Ben Brown

CFAES outlook meetings

Farmers in Ohio and across the Midwest might have reason to be optimistic this year.

Prices for soybeans, corn, and wheat have risen in 2020, and total net cash income from farms in the United States is expected to be up this year by 4.5%. That’s partly because of an increase in government payments to farmers.

Those payments will make up 32% of this year’s net cash income from all U.S. farms — more than double the portion those payments typically account for, said Ben Brown, an assistant professor of agricultural risk management at the The Ohio State University College of Food, Agricultural, and Environmental Sciences (CFAES).

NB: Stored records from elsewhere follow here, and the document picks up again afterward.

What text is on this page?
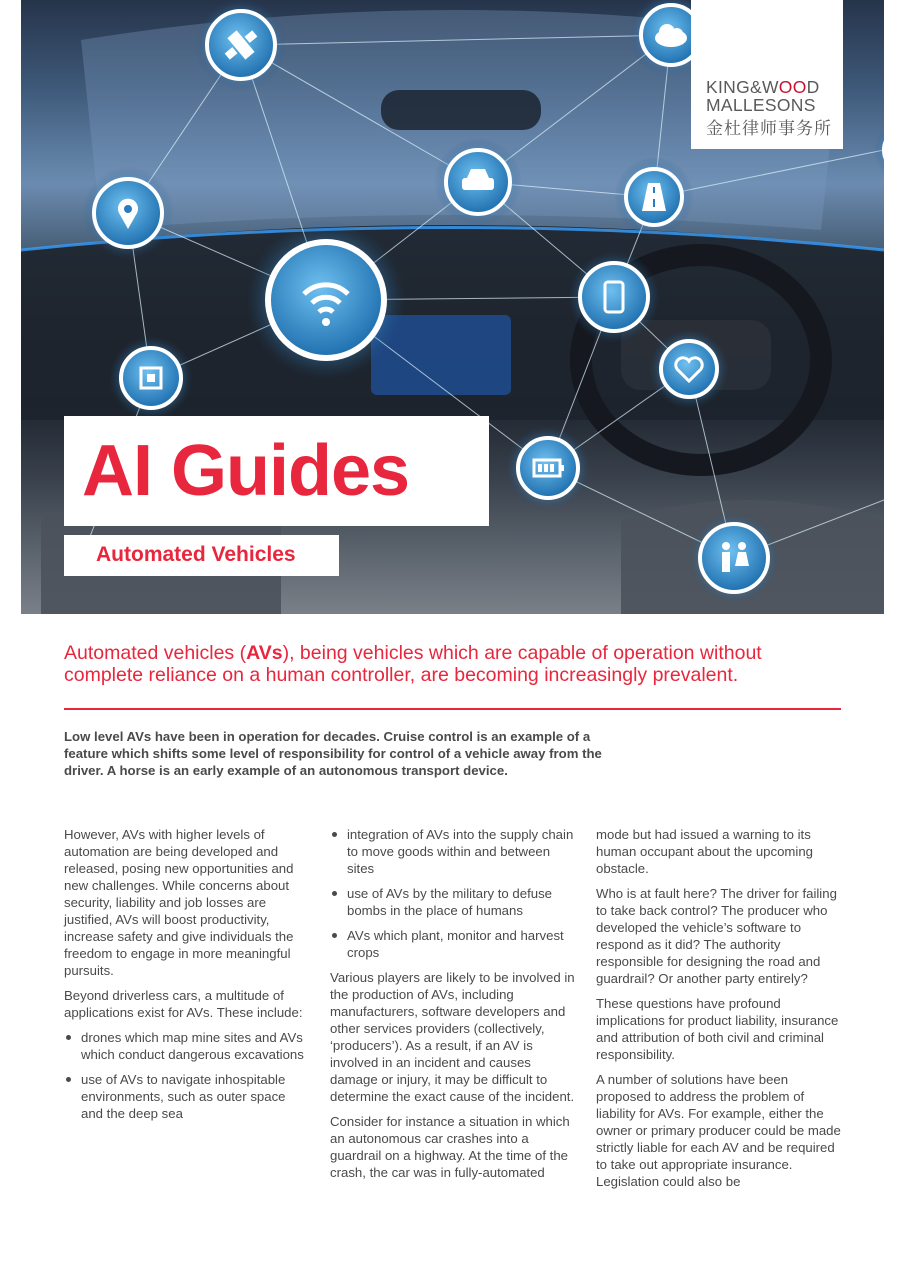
KING&WOOD
MALLESONS
金杜律师事务所
AI Guides
Automated Vehicles
Automated vehicles (AVs), being vehicles which are capable of operation without complete reliance on a human controller, are becoming increasingly prevalent.
Low level AVs have been in operation for decades. Cruise control is an example of a feature which shifts some level of responsibility for control of a vehicle away from the driver. A horse is an early example of an autonomous transport device.

However, AVs with higher levels of automation are being developed and released, posing new opportunities and new challenges. While concerns about security, liability and job losses are justified, AVs will boost productivity, increase safety and give individuals the freedom to engage in more meaningful pursuits.

Beyond driverless cars, a multitude of applications exist for AVs. These include:

drones which map mine sites and AVs which conduct dangerous excavations
use of AVs to navigate inhospitable environments, such as outer space and the deep sea
integration of AVs into the supply chain to move goods within and between sites
use of AVs by the military to defuse bombs in the place of humans
AVs which plant, monitor and harvest crops

Various players are likely to be involved in the production of AVs, including manufacturers, software developers and other services providers (collectively, ‘producers’). As a result, if an AV is involved in an incident and causes damage or injury, it may be difficult to determine the exact cause of the incident.

Consider for instance a situation in which an autonomous car crashes into a guardrail on a highway. At the time of the crash, the car was in fully-automated

mode but had issued a warning to its human occupant about the upcoming obstacle.

Who is at fault here? The driver for failing to take back control? The producer who developed the vehicle’s software to respond as it did? The authority responsible for designing the road and guardrail? Or another party entirely?

These questions have profound implications for product liability, insurance and attribution of both civil and criminal responsibility.

A number of solutions have been proposed to address the problem of liability for AVs. For example, either the owner or primary producer could be made strictly liable for each AV and be required to take out appropriate insurance. Legislation could also be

Traditionally, government assistance to farmers has made up about 14% of the annual net cash income from farms in the United States. Net farm cash income is a measure of profit generated from all U.S. farms by adding all sales of agricultural commodities and farming-related activities, plus direct government payments, and subtracting cash expenses.

Until recently, government assistance to farmers came almost exclusively through the Farm Bill, which is legislation passed by Congress about every five years. However in recent years, aid given to farmers through the Farm Bill was supplemented with additional government payments.

“More and more people think that the current safety net for farmers is not sufficient,” Brown said regarding the Farm Bill, which funds programs ranging from crop insurance to land conservation programs.

Besides receiving aid through Farm Bill programs this year, farmers also were compensated for the impact of the COVID-19 pandemic and for the drop in international demand for certain commodities. That decline in demand came as a result of tariff increases on those commodities, including on American soybeans sold overseas.

Government payments to farmers will be among the many policy issues that will be discussed at the Agricultural Policy and Outlook Conference Nov. 9–13. The conference will be a series of two-hour online webinars Nov. 9, 10, 12, and 13 hosted by the CFAES Department of Agricultural, Environmental, and Development Economics.

Each day will focus on a different topic. Nov. 9 will be on agricultural finance; Nov. 10, agricultural and environmental policy; Nov. 12, agricultural trade and the health of the U.S. economy; and Nov. 13, grain, livestock, and consumer demand projections.

Agricultural economists from CFAES will speak along with other experts from Washington, D.C., other leading land-grant institutions, and the Federal Reserve System. The webinars begin at noon and include a daily panel discussion that starts at 1 p.m. and invites people in the audience to ask questions.

Speakers at the conference will offer their recap of 2020 and forecasts for 2021 at the national, regional, and local levels, Brown said.

“Our hope is that people who come, gain knowledge to use to influence their businesses.”